Here’s why the study says Dallas is prime for growth in the sector:

  • Dallas is 58% renter occupied.
  • Over the past five years, Dallas’ rent rates have grown by 27.3%, the fourth-highest growth rate in the nation. That’s higher than larger cities such as Los Angeles, New York City, and Washington, D.C.
  • Dallas’ median age of 32.7 is within the prime renting window.
  • Younger Dallas residents are struggling to afford a home, especially near the urban core. In Dallas, the median income is $48,244, which is relatively low compared to other major metro areas. Household costs are increasing, too. For example, student loans nationwide have risen nearly 157% since 2008. In the Dallas area, 30.9% of renters are “cost burdened,” showing that they spend more than 30% of their income on housing.

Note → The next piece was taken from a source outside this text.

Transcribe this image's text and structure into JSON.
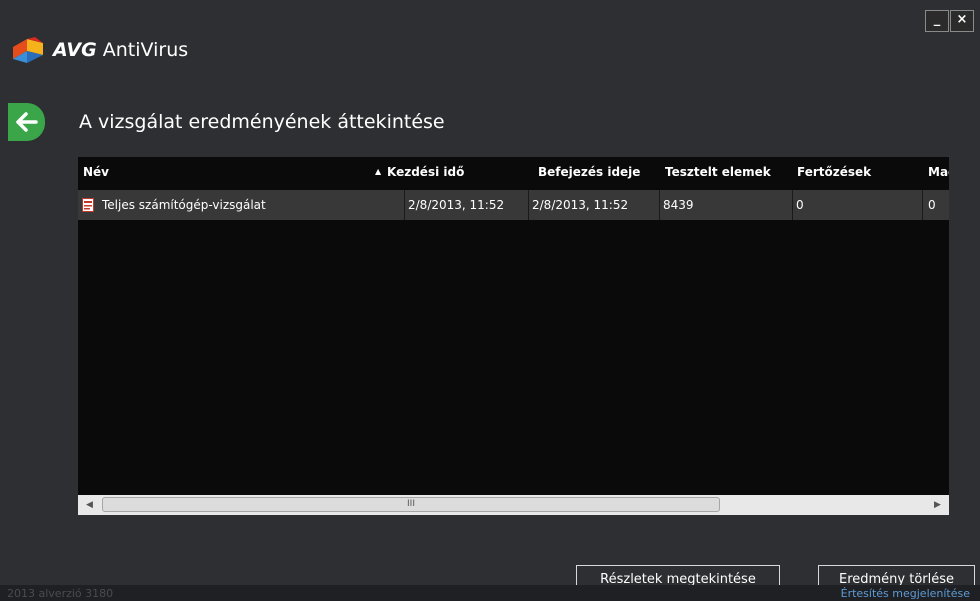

Co-living companies such as Common, which is exploring Dallas as a future market, look at those numbers and see North Texas as a ripe market for entry, Cushman & Wakefield says.

Sandy Albert, senior director of real estate at Common, told Dallas Innovates via email that Dallas’ economy and growth make it attractive for co-living operators.

“Co-living is not just unique to the coasts—it will thrive in Texas and especially Dallas. I love Dallas because it’s one of the fastest growing and most exciting cities in the United States right now—with a booming jobs economy and explosive population growth,” Albert says. “And at the same time, it’s got soul, history, and heritage. These demand drivers and attributes lay the perfect backdrop for why co-living will be an extremely attractive solution for renters who already love Dallas and those looking to move there.”

Albert says that, “At Common, I’m actively looking at sites in Dallas to grow our community in the such a beautiful city.”

Co-living rising on institutional investors’ radar

Citing a Prequin Fund Manager Survey, Cushman & Wakefield’s report suggests institutional fund managers are vying to significantly increase real estate allocations. 

That growing trend—as well as demographic, financial, and societal trends such as high college debt and growth in rentership—is putting co-living even more on the institutional investor’s radar.

“Co-living follows in the footsteps of niche asset classes like medical office and senior housing that began with a small footprint but have an increasingly large presence in investor portfolios,” Tjarksen said in a statement. “Demand is proven. Yet, there is still a lack of supply despite market expansion, and this enables institutions to enter during this inflection point. The ability to deploy large amounts of capital in a relatively new and small arena will have an enormous impact. However, this impact will shrink once more co-living companies emerge and more institutions with capital enter the fray.”

Why tenants choose co-living

Three common factors influence someone’s decision to choose co-living, the report states.

First, it’s less expensive because the cost of living in a shared community is roughly 20% less than in an individual apartment.

Secondly, people choose co-living for its connection to a community of individuals—the curated community in a co-living building fosters inclusivity.

The third reason is the ephemeral nature of community renting, Cushman & Wakefield says. Generation Y tenants are mostly single, want flexibility and convenience, and value authentic experiences.

“Tenants increasingly search for residential models that offer both affordability and the community lifestyle they desire,” Tjarksen said. “Simultaneously, multifamily operators have sought models that can optimize per-square-foot rent while understanding renter aversion to high unit-rent prices. The additional density provided in co-living allows real estate owners to enjoy substantially higher rents per square foot, while still providing a more affordable option for renters.”

Albert adds that co-living is appealing to renters in Dallas because it brings a number of services to the tenant that aren’t found in traditional rental agreements.

“Today’s renter wants all of this and they’re used to seamless technology, incredible design, a high level of service and meaningful community—all things co-living offers,” Albert says.

He says that city living need not be “mundane, monotonous, and old school. It can be fun, convenient and new.”

Payton Potter contributed to this report.